Project Management in BPPM Implementation - Part 4: Phased approach outline

In the previous post, we discussed the advantages of phased approach over a big bang production release.  How does a phased approach work?

Just as each builder builds houses somewhat differently, each organization takes phased approach somewhat differently.  This is largely because the following three major inputs to project planning process vary from organization to organization: 1) Business Requirements; 2) Enterprise Environmental Factors; and 3) Organizational Process Assets.  While I am showing phased approach outline as an example in this post, your experience may vary.

When I had my house built, it took a planning phase to confirm architecture blueprint, a building phase to complete the house, and numerous add-on phases to add windows blinds, deck, and walk way after I moved into my house.

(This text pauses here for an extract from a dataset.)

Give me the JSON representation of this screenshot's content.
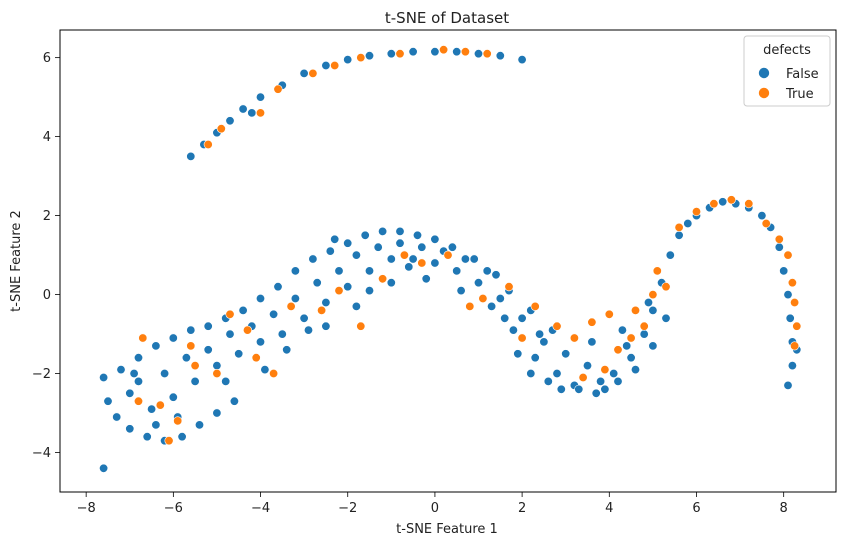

Similarly in BPPM implementation, it takes a planning phase, an initial implementation phase, and numerous add-on phases.

In the planning phase, the objectives are: confirm and prioritize the business requirements; decide the scope for the initial implementation phase; make major implementation decisions such as capacity, the level of high availability, and CMA vs PCM; confirm hardware requirements; and deliver an architecture diagram.  Planning phase usually takes 1-3 weeks depending on how much prototyping work you need to do.

In the initial implementation phase, the objectives are: build core infrastructure for data and events to flow end to end; build required high availability; configure monitoring solutions for operating systems, log files, and a few selected databases/applications; deploy monitoring solutions to a group of selected servers; handle basic blackout for maintenance windows; build initial user interface for service desk/NOC operators; and deliver alert notifications to end users in selected business units.

In the add-on phases, the objectives are: improve the core infrastructure built in the initial implementation phase based on the feedback from end users; configure more monitoring solutions; deploy monitoring solutions to more servers; add BPPM integration with other systems; and add customizations to bridge the gaps between BPPM out-of-box solutions and your business requirements.

How long each add-on phase should take depends on your organization's preference.  I personally prefer Agile-style approach by releasing a set of new add-on features every 2-4 weeks.  This approach has been well received by my clients.  By incorporating user feedback into a new release every 2-4 weeks, I have found that end users are more engaging and willing to take ownership of the monitoring requirements.  I also have the operations support staff involved in each add-on release so that knowledge transfer becomes an on-going and less overwhelming process.